Casual words that change the world
President Reagan had a busy week in Washington last week. He held his fourth press conference and answered complicated questions. He sent his AWACS package to Congress -- the promise to send $8.5 billion worth of sophisticated radar planes and equipment of Saudi Arabia over Israel's objection.He announced that he would ask congressional approval to build 100 MX missiles and 100 B-1 bombers under a $180 billion program to upgrade nuclear forces. What a combination; it was hard to comprehend it all. It was hard to follow technical details. What a week.

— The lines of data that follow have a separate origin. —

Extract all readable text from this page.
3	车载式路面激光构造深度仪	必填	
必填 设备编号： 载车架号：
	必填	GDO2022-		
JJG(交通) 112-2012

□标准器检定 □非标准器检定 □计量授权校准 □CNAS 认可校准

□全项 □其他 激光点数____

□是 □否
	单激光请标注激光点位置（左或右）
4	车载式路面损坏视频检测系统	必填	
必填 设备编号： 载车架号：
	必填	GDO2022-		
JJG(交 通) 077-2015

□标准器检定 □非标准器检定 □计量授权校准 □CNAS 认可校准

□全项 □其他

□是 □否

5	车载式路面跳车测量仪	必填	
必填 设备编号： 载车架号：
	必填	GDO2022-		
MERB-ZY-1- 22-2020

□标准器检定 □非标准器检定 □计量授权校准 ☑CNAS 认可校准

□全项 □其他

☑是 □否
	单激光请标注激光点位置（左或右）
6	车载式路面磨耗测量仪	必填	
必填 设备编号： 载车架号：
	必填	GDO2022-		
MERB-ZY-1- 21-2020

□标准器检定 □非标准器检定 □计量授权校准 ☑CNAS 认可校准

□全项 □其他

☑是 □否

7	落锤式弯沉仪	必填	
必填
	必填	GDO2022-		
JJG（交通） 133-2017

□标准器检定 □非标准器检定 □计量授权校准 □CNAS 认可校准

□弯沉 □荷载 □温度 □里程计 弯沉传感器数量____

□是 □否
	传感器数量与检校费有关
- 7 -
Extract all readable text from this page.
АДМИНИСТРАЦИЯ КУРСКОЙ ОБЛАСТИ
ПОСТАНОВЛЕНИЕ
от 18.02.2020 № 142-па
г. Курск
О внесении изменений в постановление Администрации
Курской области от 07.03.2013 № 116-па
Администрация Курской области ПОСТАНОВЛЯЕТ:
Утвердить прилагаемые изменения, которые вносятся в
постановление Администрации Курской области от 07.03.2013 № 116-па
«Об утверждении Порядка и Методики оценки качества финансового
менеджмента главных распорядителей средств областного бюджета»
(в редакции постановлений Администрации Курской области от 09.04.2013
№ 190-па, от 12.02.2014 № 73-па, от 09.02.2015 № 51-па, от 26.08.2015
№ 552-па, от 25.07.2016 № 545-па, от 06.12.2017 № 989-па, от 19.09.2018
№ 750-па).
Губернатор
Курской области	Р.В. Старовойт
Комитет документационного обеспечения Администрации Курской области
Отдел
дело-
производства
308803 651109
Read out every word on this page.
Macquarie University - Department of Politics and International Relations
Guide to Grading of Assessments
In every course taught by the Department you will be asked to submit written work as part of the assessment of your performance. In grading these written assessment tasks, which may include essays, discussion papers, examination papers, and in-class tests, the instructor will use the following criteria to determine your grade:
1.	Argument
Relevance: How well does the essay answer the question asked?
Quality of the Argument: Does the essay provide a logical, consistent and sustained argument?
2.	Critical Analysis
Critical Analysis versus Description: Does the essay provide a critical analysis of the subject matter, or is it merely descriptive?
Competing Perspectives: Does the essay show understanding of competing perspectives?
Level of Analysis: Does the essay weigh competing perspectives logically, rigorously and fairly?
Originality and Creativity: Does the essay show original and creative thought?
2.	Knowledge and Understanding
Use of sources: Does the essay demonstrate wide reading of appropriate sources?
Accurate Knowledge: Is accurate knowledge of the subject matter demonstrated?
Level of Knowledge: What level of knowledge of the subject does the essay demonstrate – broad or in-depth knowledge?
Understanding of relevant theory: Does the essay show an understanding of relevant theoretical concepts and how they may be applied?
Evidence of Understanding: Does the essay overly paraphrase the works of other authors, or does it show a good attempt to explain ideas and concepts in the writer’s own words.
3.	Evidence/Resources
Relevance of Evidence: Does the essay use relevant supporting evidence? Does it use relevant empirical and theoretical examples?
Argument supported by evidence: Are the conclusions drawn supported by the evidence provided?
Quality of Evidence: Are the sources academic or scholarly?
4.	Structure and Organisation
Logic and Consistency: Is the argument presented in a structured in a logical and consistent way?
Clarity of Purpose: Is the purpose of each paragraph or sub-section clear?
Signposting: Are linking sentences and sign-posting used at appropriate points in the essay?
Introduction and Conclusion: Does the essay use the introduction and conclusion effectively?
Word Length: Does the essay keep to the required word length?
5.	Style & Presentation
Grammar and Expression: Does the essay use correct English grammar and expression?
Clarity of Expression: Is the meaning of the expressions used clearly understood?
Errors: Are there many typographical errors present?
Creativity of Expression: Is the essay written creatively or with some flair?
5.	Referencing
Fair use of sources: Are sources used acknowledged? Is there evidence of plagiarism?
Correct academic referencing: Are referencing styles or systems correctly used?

In the midst of it all, in a follow-up answer to a press conference question, Mr. Reagan said that the US would not allow Saudi Arabia and its oil to fall into hostile hands, whether external or internal. The pledge apparently applied not only to Saudi but to other Persian Gulf states. "There's no way that we could stand by and see that taken over by anyone that would shut off that oil," the President said. Later he said explicitly, "Saudi Arabia -- we will not permit to be an Iran."
So was enunciated a Reagan doctrine which broadens America's earlier commitment to the oil-rich area, already given by Jimmy Carter. Sometimes these pledges seem so casual when they are uttered; they are lost in the stream of events. It reminds me of a speech Dean Acheson gave here at the National Press Club in early January 1950. It was a lunchtime address; the secretary of state was elegant, aristocratic, elitist as always; his moustache bristled; he outlined the "defense perimeter" of the containment policy in Asia. He drew a line that seemed to exclude Korea. You know what happened. I am reminded of it in reading Ronald Steel's fine biography "Walter Lippmann and the American Century." Lippmann, of course, was a Washington observer and commentator on it all. Shortly thereafter North Korea launched a Soviet-backed invasion of South Korea. What should we do?

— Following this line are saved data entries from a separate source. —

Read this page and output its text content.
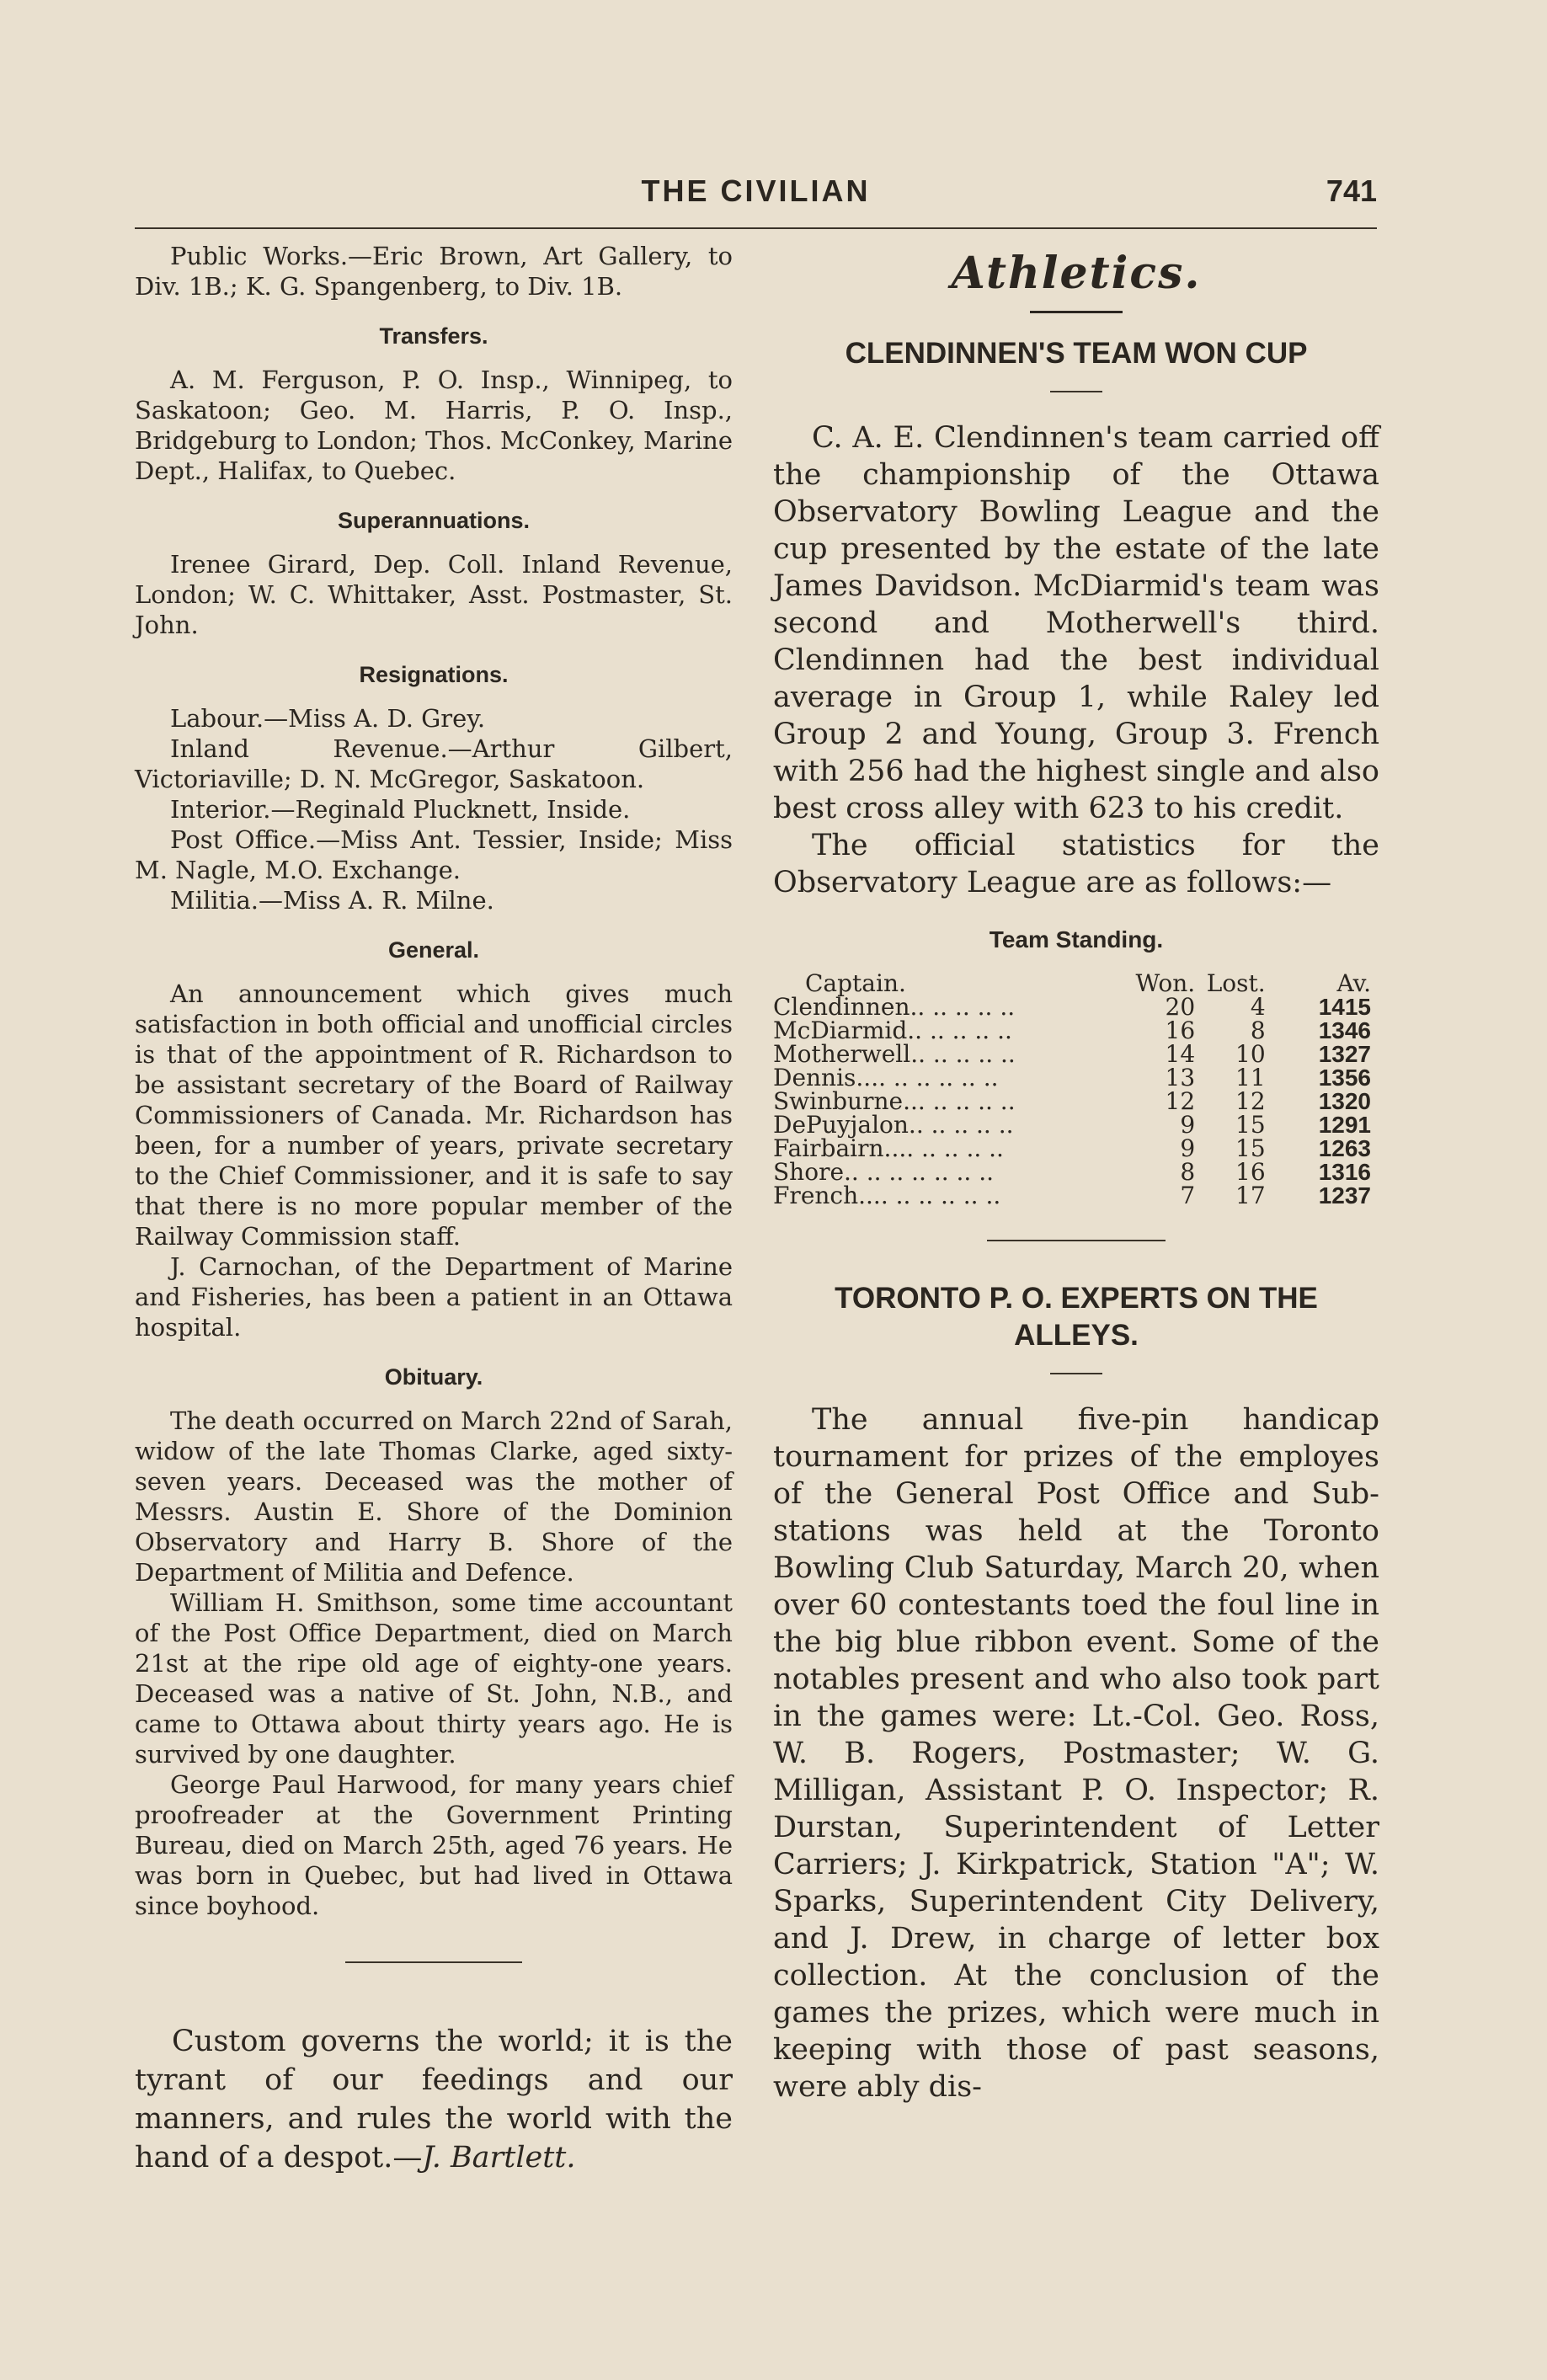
THE CIVILIAN	741

Public Works.—Eric Brown, Art Gallery, to Div. 1B.; K. G. Spangenberg, to Div. 1B.

Transfers.

A. M. Ferguson, P. O. Insp., Winnipeg, to Saskatoon; Geo. M. Harris, P. O. Insp., Bridgeburg to London; Thos. McConkey, Marine Dept., Halifax, to Quebec.

Superannuations.

Irenee Girard, Dep. Coll. Inland Revenue, London; W. C. Whittaker, Asst. Postmaster, St. John.

Resignations.

Labour.—Miss A. D. Grey.

Inland Revenue.—Arthur Gilbert, Victoriaville; D. N. McGregor, Saskatoon.

Interior.—Reginald Plucknett, Inside.

Post Office.—Miss Ant. Tessier, Inside; Miss M. Nagle, M.O. Exchange.

Militia.—Miss A. R. Milne.

General.

An announcement which gives much satisfaction in both official and unofficial circles is that of the appointment of R. Richardson to be assistant secretary of the Board of Railway Commissioners of Canada. Mr. Richardson has been, for a number of years, private secretary to the Chief Commissioner, and it is safe to say that there is no more popular member of the Railway Commission staff.

J. Carnochan, of the Department of Marine and Fisheries, has been a patient in an Ottawa hospital.

Obituary.

The death occurred on March 22nd of Sarah, widow of the late Thomas Clarke, aged sixty-seven years. Deceased was the mother of Messrs. Austin E. Shore of the Dominion Observatory and Harry B. Shore of the Department of Militia and Defence.

William H. Smithson, some time accountant of the Post Office Department, died on March 21st at the ripe old age of eighty-one years. Deceased was a native of St. John, N.B., and came to Ottawa about thirty years ago. He is survived by one daughter.

George Paul Harwood, for many years chief proofreader at the Government Printing Bureau, died on March 25th, aged 76 years. He was born in Quebec, but had lived in Ottawa since boyhood.

Custom governs the world; it is the tyrant of our feedings and our manners, and rules the world with the hand of a despot.—J. Bartlett.

Athletics.
CLENDINNEN'S TEAM WON CUP

C. A. E. Clendinnen's team carried off the championship of the Ottawa Observatory Bowling League and the cup presented by the estate of the late James Davidson. McDiarmid's team was second and Motherwell's third. Clendinnen had the best individual average in Group 1, while Raley led Group 2 and Young, Group 3. French with 256 had the highest single and also best cross alley with 623 to his credit.

The official statistics for the Observatory League are as follows:—

Team Standing.
Captain.	Won.	Lost.	Av.
Clendinnen.. .. .. .. ..	20	4	1415
McDiarmid.. .. .. .. ..	16	8	1346
Motherwell.. .. .. .. ..	14	10	1327
Dennis.... .. .. .. .. ..	13	11	1356
Swinburne... .. .. .. ..	12	12	1320
DePuyjalon.. .. .. .. ..	9	15	1291
Fairbairn.... .. .. .. ..	9	15	1263
Shore.. .. .. .. .. .. ..	8	16	1316
French.... .. .. .. .. ..	7	17	1237
TORONTO P. O. EXPERTS ON THE ALLEYS.

The annual five-pin handicap tournament for prizes of the employes of the General Post Office and Sub-stations was held at the Toronto Bowling Club Saturday, March 20, when over 60 contestants toed the foul line in the big blue ribbon event. Some of the notables present and who also took part in the games were: Lt.-Col. Geo. Ross, W. B. Rogers, Postmaster; W. G. Milligan, Assistant P. O. Inspector; R. Durstan, Superintendent of Letter Carriers; J. Kirkpatrick, Station "A"; W. Sparks, Superintendent City Delivery, and J. Drew, in charge of letter box collection. At the conclusion of the games the prizes, which were much in keeping with those of past seasons, were ably dis-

The world situation was confused (it is always confused). the Cold War was developing. communist China was throwing out Chiang Kai-shek, who went to Formosa (Taiwan). America readied a peace treaty with Japan which turned Japan into an advance base of American power. russia was alarmed by the expansion and militarization of NATO and the German question. Senator McCarthy shouted that the Truman administration was corrupt with communism and did not dare act. Gen. Douglas MacArthur, our proconsul in Japan, told a visitor that anyone who committed an army to the mainland of Asia should have his reason examined. So what would Truman do?
Wars sometimes seem to happen casually. A phrase at a presidential press conference, the name of a nation omitted in proclaiming a defense perimeter. What happened in 1950 was that Truman on June 30 ordered US troops into action as North Korea's army surged over the 38th parallel into South Korea. It was in an area that never before seemed vital to America's national interest (unlike the Persian Gulf).
Truman did not ask a war declaration from Congress but used his authority as commander in chief. The public seemed to approve. Douglas MacArthur was told to push back the communist invaders. He landed his troops behind the enemy's lines at Inchon in a brilliant tactical maneuver that routed them. So far so good.
But now in Washington, hubris took over and containment policy gave way to "liberation." american troops were forcing the retreating North Korean troops up to the Chinese border on the Yalu River. Chinese repeatedly warned against a crossing, but Acheson told MacArthur to push on. The general said he would "bring the boys home by Christmas." Chinese troops suddenly moved south across the Yalu, and trapped and destroyed numbers of American and associated forces. So a sorry era began. Looking back on it now it seems that the US got into the Vietnam maladventure almost as casually.
Ronald Reagan last week made his comments from what appeared to be a careful study and on a path indicated by his predecessor. The thing a Washington observer notes is how casual these pledges seem when first heard; how easy and mild they sound at the time. You ponder them afterwards. What does it mean to say that "we will not permit Saudi Arabia to be an Iran"?